Desde el otro lado han ido apareciendo con pasmosa regularidad comentarios de reputados periodistas poniendo en cuestión, sin la más mínima base, las actuaciones del juez Manglano en el caso Naseiro. Al margen de cualquier otra consideración, conviene al menos reflexionar sobre la facilidad con que los periodistas abordamos cuestiones sobre las que en la mayoría de los casos somos auténticos legos. Y también en la mayoría de los casos sin molestarnos siquiera en contrastar con algún especialista asuntos de tal calado.
Corporativismo
Con toda seguridad, si al juez se le hubiese ocurrido poner en entredicho el titular o la estructura de un artículo, el periodista hubiera saltado como una fiera por la intromisión del magistrado. Y seguro que otros insignes colegas hubieran acudido en defensa del maltratado honor y profesionalidad del compañero. Es éste un oficio ferozmente corporativo y que, sin embargo, ha resistido mal las tentaciones de utilizar en propio provecho o en el de los intereses que representa el poder que otorga disponer de una página en blanco.
La fortuna que tenemos los periodistas es que los lectores desconocen casi todo sobre nosotros. Ignoran por qué sale una noticia y por qué se oculta otra. Hasta dónde la presión de la propia o la ajena empresa condicionan un titular, y tampoco conocen en profundidad las villanías de muchos profesionales que han puesto su pluma a la venta.

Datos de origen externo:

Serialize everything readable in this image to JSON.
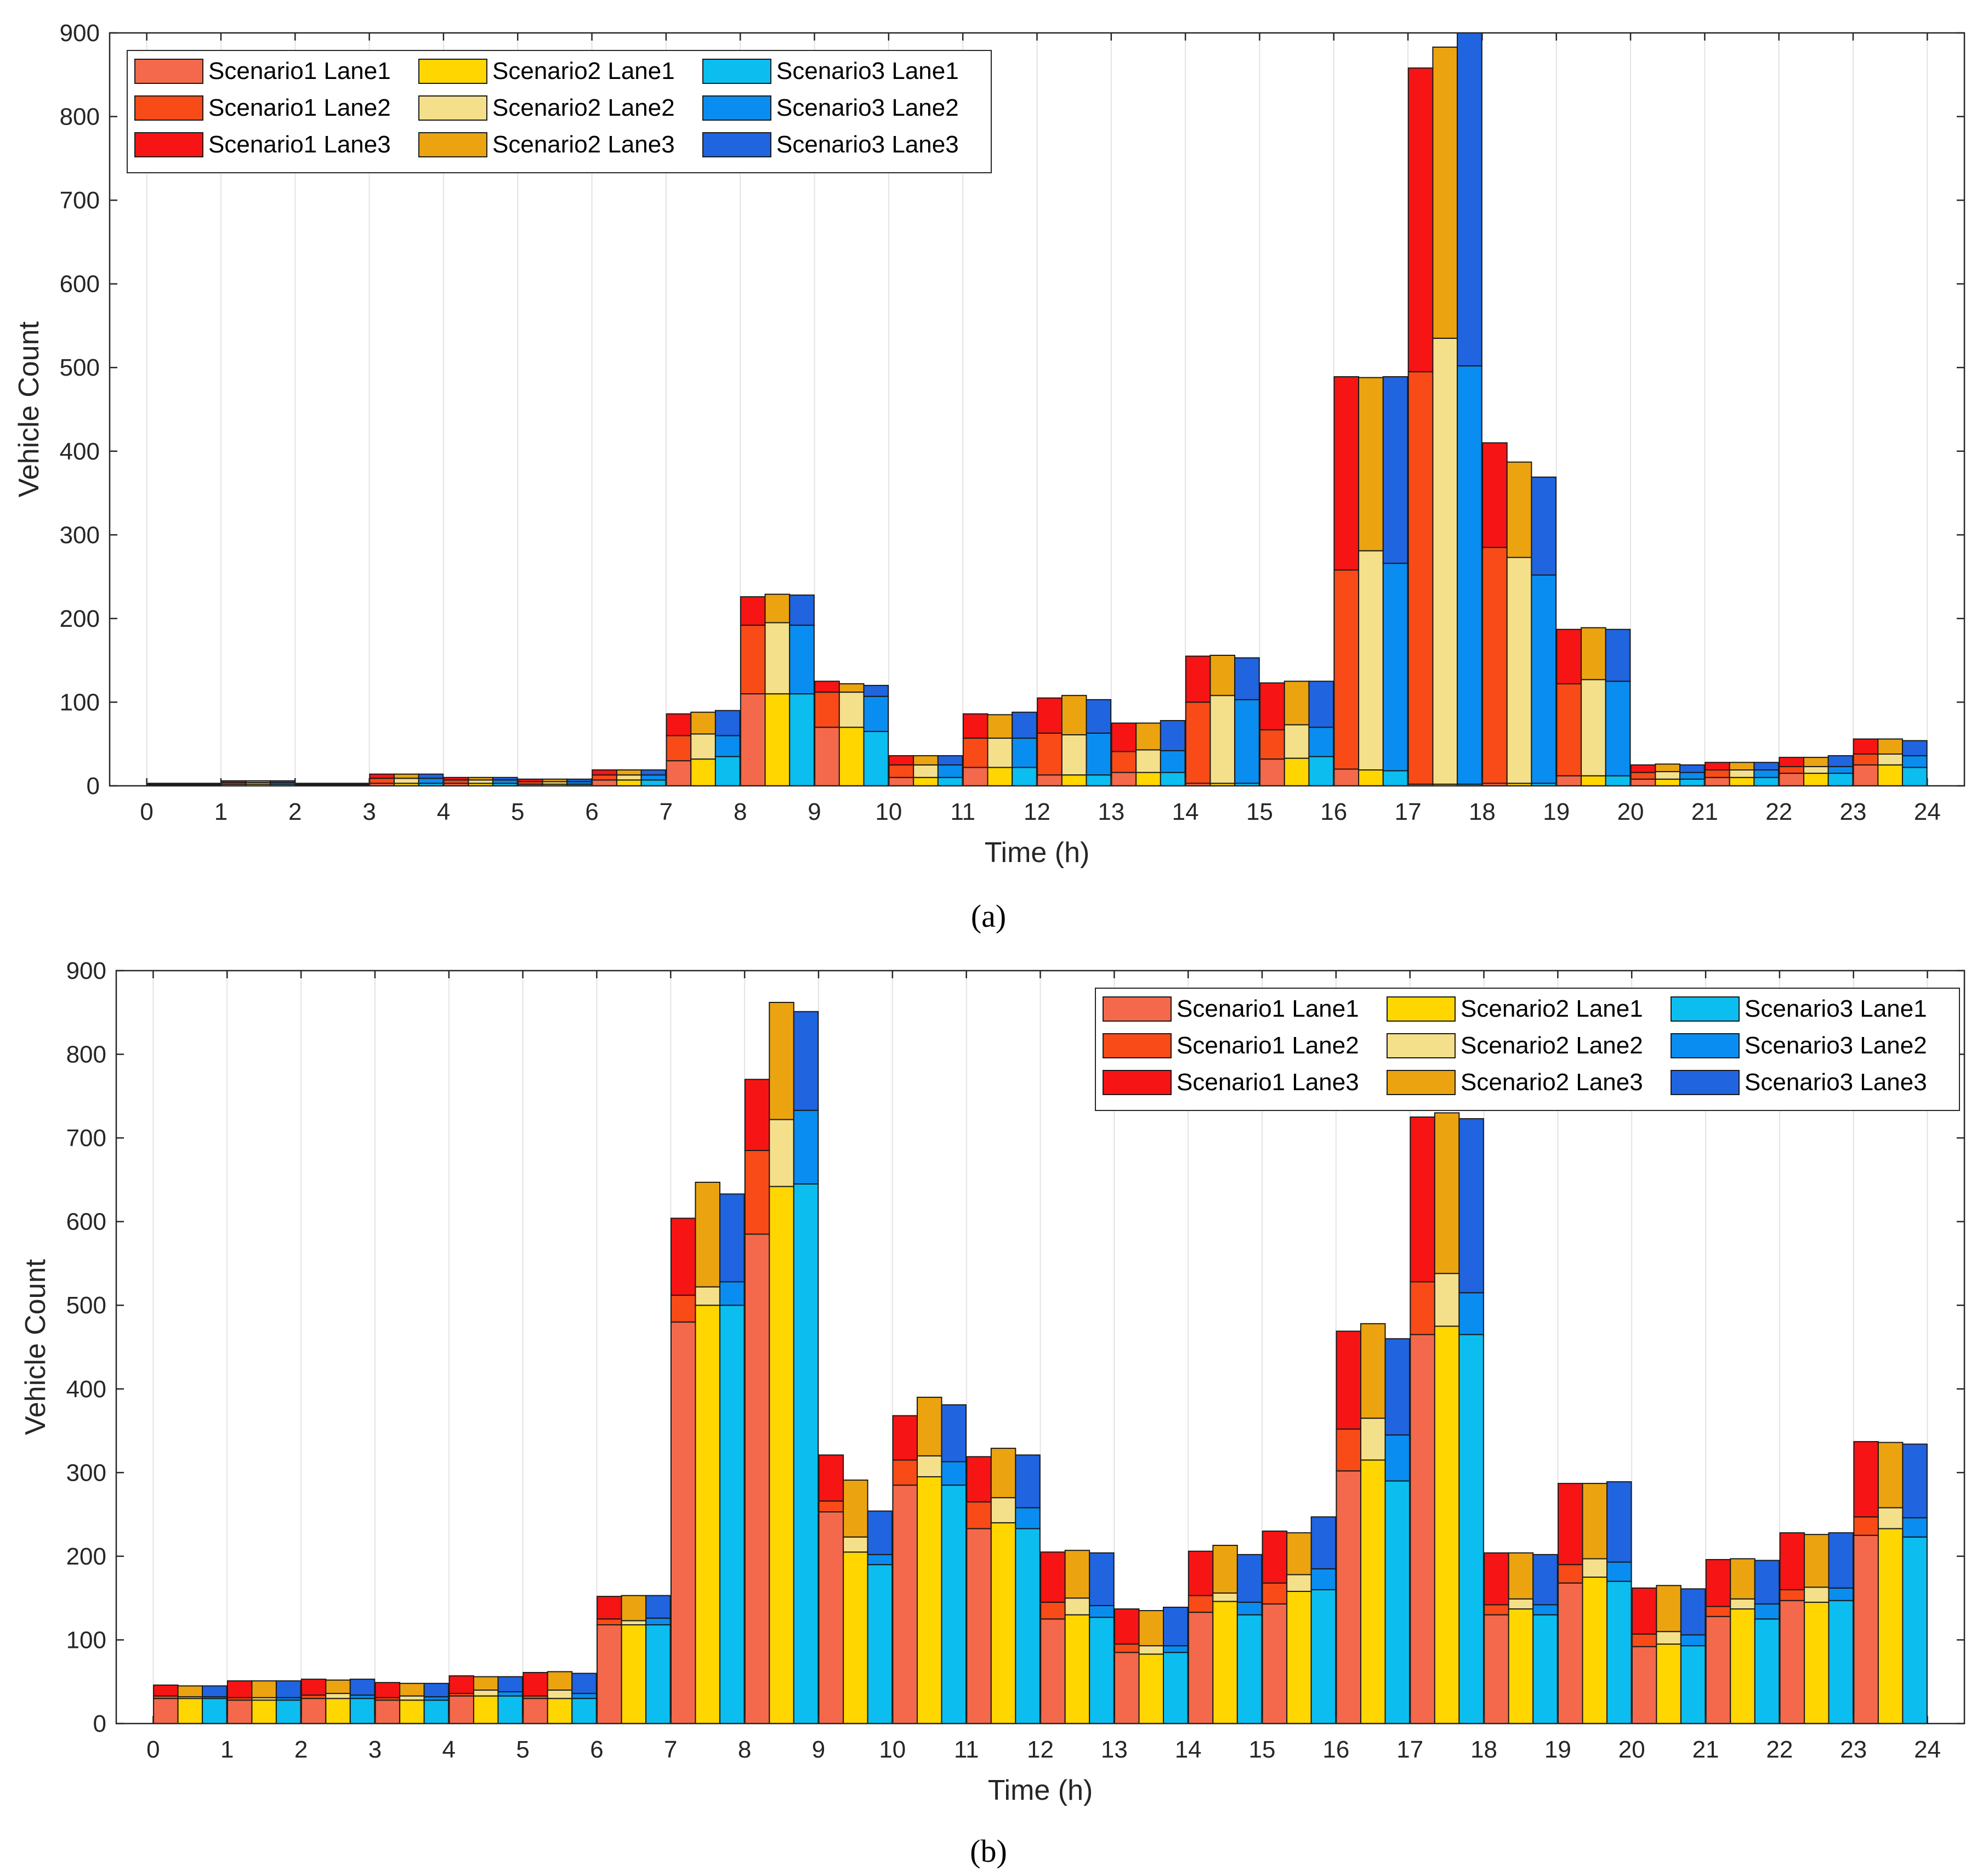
{
  "figure": {
    "domain": "Chart"
  },
  "legend_labels": [
    "Scenario1 Lane1",
    "Scenario2 Lane1",
    "Scenario3 Lane1",
    "Scenario1 Lane2",
    "Scenario2 Lane2",
    "Scenario3 Lane2",
    "Scenario1 Lane3",
    "Scenario2 Lane3",
    "Scenario3 Lane3"
  ],
  "colors": {
    "s1l1": "#F4694B",
    "s1l2": "#F94B17",
    "s1l3": "#F71414",
    "s2l1": "#FFD600",
    "s2l2": "#F4E08A",
    "s2l3": "#EBA410",
    "s3l1": "#0CBEEF",
    "s3l2": "#0A8DF0",
    "s3l3": "#2064E0"
  },
  "chart_data": [
    {
      "panel_label": "(a)",
      "type": "bar",
      "stacked": true,
      "grouped": true,
      "legend_position": "top-left",
      "xlabel": "Time (h)",
      "ylabel": "Vehicle Count",
      "ylim": [
        0,
        900
      ],
      "yticks": [
        "0",
        "100",
        "200",
        "300",
        "400",
        "500",
        "600",
        "700",
        "800",
        "900"
      ],
      "xticks": [
        "0",
        "1",
        "2",
        "3",
        "4",
        "5",
        "6",
        "7",
        "8",
        "9",
        "10",
        "11",
        "12",
        "13",
        "14",
        "15",
        "16",
        "17",
        "18",
        "19",
        "20",
        "21",
        "22",
        "23",
        "24"
      ],
      "hours": [
        0,
        1,
        2,
        3,
        4,
        5,
        6,
        7,
        8,
        9,
        10,
        11,
        12,
        13,
        14,
        15,
        16,
        17,
        18,
        19,
        20,
        21,
        22,
        23
      ],
      "scenarios": [
        {
          "name": "Scenario1",
          "lane1": [
            1,
            2,
            1,
            3,
            3,
            2,
            7,
            30,
            110,
            70,
            10,
            22,
            13,
            16,
            3,
            32,
            20,
            2,
            3,
            12,
            8,
            10,
            15,
            25
          ],
          "lane2": [
            1,
            2,
            1,
            6,
            4,
            3,
            6,
            30,
            82,
            42,
            15,
            35,
            50,
            25,
            97,
            35,
            238,
            493,
            282,
            110,
            8,
            9,
            8,
            13
          ],
          "lane3": [
            1,
            2,
            1,
            5,
            3,
            3,
            6,
            26,
            34,
            13,
            11,
            29,
            42,
            34,
            55,
            56,
            231,
            363,
            125,
            65,
            9,
            9,
            11,
            18
          ]
        },
        {
          "name": "Scenario2",
          "lane1": [
            1,
            2,
            1,
            3,
            3,
            2,
            7,
            32,
            110,
            70,
            10,
            22,
            13,
            16,
            3,
            33,
            19,
            2,
            3,
            12,
            8,
            10,
            15,
            25
          ],
          "lane2": [
            1,
            2,
            1,
            6,
            4,
            3,
            6,
            30,
            85,
            42,
            15,
            35,
            48,
            27,
            105,
            40,
            262,
            533,
            270,
            115,
            9,
            9,
            8,
            13
          ],
          "lane3": [
            1,
            2,
            1,
            5,
            3,
            3,
            6,
            26,
            34,
            10,
            11,
            28,
            47,
            32,
            48,
            52,
            207,
            348,
            114,
            62,
            9,
            9,
            11,
            18
          ]
        },
        {
          "name": "Scenario3",
          "lane1": [
            1,
            2,
            1,
            3,
            3,
            2,
            7,
            35,
            110,
            65,
            10,
            22,
            13,
            16,
            3,
            35,
            18,
            2,
            3,
            12,
            8,
            10,
            15,
            22
          ],
          "lane2": [
            1,
            2,
            1,
            6,
            4,
            3,
            6,
            25,
            82,
            42,
            15,
            35,
            50,
            26,
            100,
            35,
            248,
            500,
            249,
            113,
            8,
            9,
            8,
            14
          ],
          "lane3": [
            1,
            2,
            1,
            5,
            3,
            3,
            6,
            30,
            36,
            13,
            11,
            31,
            40,
            36,
            50,
            55,
            223,
            398,
            117,
            62,
            9,
            9,
            13,
            18
          ]
        }
      ]
    },
    {
      "panel_label": "(b)",
      "type": "bar",
      "stacked": true,
      "grouped": true,
      "legend_position": "top-right",
      "xlabel": "Time (h)",
      "ylabel": "Vehicle Count",
      "ylim": [
        0,
        900
      ],
      "yticks": [
        "0",
        "100",
        "200",
        "300",
        "400",
        "500",
        "600",
        "700",
        "800",
        "900"
      ],
      "xticks": [
        "0",
        "1",
        "2",
        "3",
        "4",
        "5",
        "6",
        "7",
        "8",
        "9",
        "10",
        "11",
        "12",
        "13",
        "14",
        "15",
        "16",
        "17",
        "18",
        "19",
        "20",
        "21",
        "22",
        "23",
        "24"
      ],
      "hours": [
        0,
        1,
        2,
        3,
        4,
        5,
        6,
        7,
        8,
        9,
        10,
        11,
        12,
        13,
        14,
        15,
        16,
        17,
        18,
        19,
        20,
        21,
        22,
        23
      ],
      "scenarios": [
        {
          "name": "Scenario1",
          "lane1": [
            30,
            28,
            30,
            28,
            33,
            30,
            118,
            480,
            585,
            253,
            285,
            233,
            125,
            85,
            133,
            143,
            302,
            465,
            130,
            168,
            92,
            128,
            147,
            225
          ],
          "lane2": [
            3,
            3,
            4,
            3,
            3,
            3,
            7,
            32,
            100,
            13,
            30,
            32,
            20,
            10,
            20,
            25,
            50,
            63,
            12,
            22,
            15,
            12,
            13,
            22
          ],
          "lane3": [
            13,
            20,
            19,
            18,
            21,
            28,
            27,
            92,
            85,
            55,
            53,
            54,
            60,
            42,
            53,
            62,
            117,
            197,
            62,
            97,
            55,
            56,
            68,
            90
          ]
        },
        {
          "name": "Scenario2",
          "lane1": [
            30,
            28,
            30,
            28,
            33,
            30,
            118,
            500,
            642,
            205,
            295,
            240,
            130,
            83,
            146,
            158,
            315,
            475,
            137,
            175,
            95,
            137,
            145,
            233
          ],
          "lane2": [
            2,
            3,
            6,
            5,
            7,
            10,
            5,
            22,
            80,
            18,
            25,
            30,
            20,
            10,
            10,
            20,
            50,
            63,
            12,
            22,
            15,
            12,
            18,
            25
          ],
          "lane3": [
            13,
            20,
            16,
            15,
            16,
            22,
            30,
            125,
            140,
            68,
            70,
            59,
            57,
            42,
            57,
            50,
            113,
            192,
            55,
            90,
            55,
            48,
            63,
            78
          ]
        },
        {
          "name": "Scenario3",
          "lane1": [
            30,
            28,
            30,
            28,
            33,
            30,
            118,
            500,
            645,
            190,
            285,
            233,
            127,
            85,
            130,
            160,
            290,
            465,
            130,
            170,
            93,
            125,
            147,
            223
          ],
          "lane2": [
            2,
            3,
            4,
            4,
            5,
            6,
            8,
            28,
            88,
            12,
            28,
            25,
            14,
            8,
            15,
            25,
            55,
            50,
            12,
            23,
            13,
            18,
            15,
            23
          ],
          "lane3": [
            13,
            20,
            19,
            16,
            18,
            24,
            27,
            105,
            118,
            52,
            68,
            63,
            63,
            46,
            57,
            62,
            115,
            208,
            60,
            96,
            55,
            52,
            66,
            88
          ]
        }
      ]
    }
  ]
}
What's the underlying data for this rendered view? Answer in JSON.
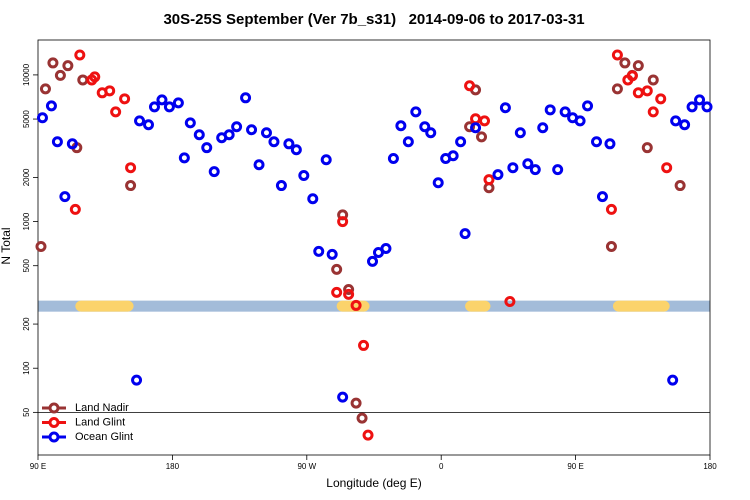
{
  "chart_data": {
    "type": "scatter",
    "title": "30S-25S September (Ver 7b_s31)   2014-09-06 to 2017-03-31",
    "x_label": "Longitude (deg E)",
    "y_label": "N Total",
    "xlim": [
      90,
      540
    ],
    "ylim": [
      25.6,
      17300
    ],
    "log_y": true,
    "xticks": [
      {
        "value": 90,
        "label": "90 E"
      },
      {
        "value": 180,
        "label": "180"
      },
      {
        "value": 270,
        "label": "90 W"
      },
      {
        "value": 360,
        "label": "0"
      },
      {
        "value": 450,
        "label": "90 E"
      },
      {
        "value": 540,
        "label": "180"
      }
    ],
    "yticks": [
      50,
      100,
      200,
      500,
      1000,
      2000,
      5000,
      10000
    ],
    "hline": 50,
    "band": {
      "range": [
        243,
        289
      ],
      "color": "#a3bcd9",
      "land_color": "#fbd36b",
      "land": [
        [
          115,
          154
        ],
        [
          290,
          312
        ],
        [
          376,
          393
        ],
        [
          475,
          513
        ]
      ]
    },
    "legend": "bottomleft",
    "series": [
      {
        "name": "Land Nadir",
        "color": "#993333",
        "x": [
          92,
          95,
          100,
          105,
          110,
          116,
          120,
          152,
          290,
          294,
          298,
          303,
          307,
          379,
          383,
          387,
          392,
          474,
          478,
          483,
          488,
          492,
          498,
          502,
          520
        ],
        "values": [
          676,
          8030,
          12070,
          9920,
          11560,
          3190,
          9240,
          1760,
          472,
          1110,
          344,
          57.8,
          45.7,
          4430,
          7910,
          3780,
          1700,
          676,
          8030,
          12070,
          9920,
          11560,
          3190,
          9240,
          1760
        ]
      },
      {
        "name": "Land Glint",
        "color": "#ee1111",
        "x": [
          115,
          118,
          126,
          128,
          133,
          138,
          142,
          148,
          152,
          290,
          294,
          298,
          303,
          308,
          311,
          379,
          383,
          389,
          392,
          406,
          474,
          478,
          485,
          488,
          492,
          498,
          502,
          507,
          511
        ],
        "values": [
          1210,
          13680,
          9240,
          9690,
          7550,
          7790,
          5600,
          6870,
          2330,
          329,
          1000,
          319,
          268,
          143,
          35,
          8430,
          5020,
          4860,
          1930,
          285,
          1210,
          13680,
          9240,
          9850,
          7550,
          7790,
          5600,
          6870,
          2330
        ]
      },
      {
        "name": "Ocean Glint",
        "color": "#0000ee",
        "x": [
          93,
          99,
          103,
          108,
          113,
          156,
          158,
          164,
          168,
          173,
          178,
          184,
          188,
          192,
          198,
          203,
          208,
          213,
          218,
          223,
          229,
          233,
          238,
          243,
          248,
          253,
          258,
          263,
          268,
          274,
          278,
          283,
          287,
          294,
          314,
          318,
          323,
          328,
          333,
          338,
          343,
          349,
          353,
          358,
          363,
          368,
          373,
          376,
          383,
          398,
          403,
          408,
          413,
          418,
          423,
          428,
          433,
          438,
          443,
          448,
          453,
          458,
          464,
          468,
          473,
          515,
          517,
          523,
          528,
          533,
          538
        ],
        "values": [
          5100,
          6150,
          3500,
          1480,
          3390,
          83,
          4860,
          4570,
          6050,
          6760,
          6050,
          6450,
          2720,
          4710,
          3910,
          3190,
          2190,
          3730,
          3910,
          4430,
          6980,
          4230,
          2440,
          4030,
          3500,
          1760,
          3390,
          3090,
          2060,
          1430,
          626,
          2640,
          597,
          63.5,
          535,
          615,
          655,
          2690,
          4500,
          3500,
          5600,
          4430,
          4030,
          1840,
          2690,
          2810,
          3500,
          828,
          4360,
          2090,
          5970,
          2330,
          4030,
          2480,
          2260,
          4360,
          5780,
          2260,
          5600,
          5100,
          4860,
          6150,
          3500,
          1480,
          3390,
          83,
          4860,
          4570,
          6050,
          6760,
          6050
        ]
      }
    ]
  }
}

Son nombres y apellidos que todos conocemos y que asumimos. Si un día se hicieran públicos, clarificarían el porqué de algunas defensas y muchos ataques que los demás, por un compañerismo mal entendido, nos limitamos a comentar entre nosotros.
Algún día, posiblemente, se hable con toda valentía de la corrupción del periodismo, desde el miserable sobre de 20.000 pesetas o la caja de vino con tarjeta de banquero a ese ordenador último modelo, o el sueldo extra fijo y seguro que sobrepasa holgadamente al de la nómina oficial. Y sabrán los sufridos lectores por qué hay silencios y lo que vale la simple palmadita en la espalda, la comparecencia en una tertulia o un programita en algún medio oficial o privado.
Y tal vez hay que hablar -y no sería malo que se supiera- de los extraños contubernios económicos que sustentan periódicos o revistas, o emisoras, que explicarían por sí mismos algunos contenidos y actitudes de los medios de comunicación. Siempre los periodistas jugarían con la ventaja de tener un acceso privilegiado a la información. Y tendrán, sobre todo, la posibilidad de utilizarla.
Un viejo maestro en este bello oficio me decía hace ya muchos años que el periodista tenía que ser humilde y esconderse detrás de su noticia. Luego vino lo de poner la foto al lado de los editoriales. Y eso, la verdad., ha cambiado mucho este oficio.
En una redacción, en el sitio de honor, vi una vez aquella vieja broma: "No digas a mi madre que soy periodista, la pobre cree que soy pianista en un prostíbulo".
Lo que ocurre es que la mayoría de nosotros no sabemos tocar el piano.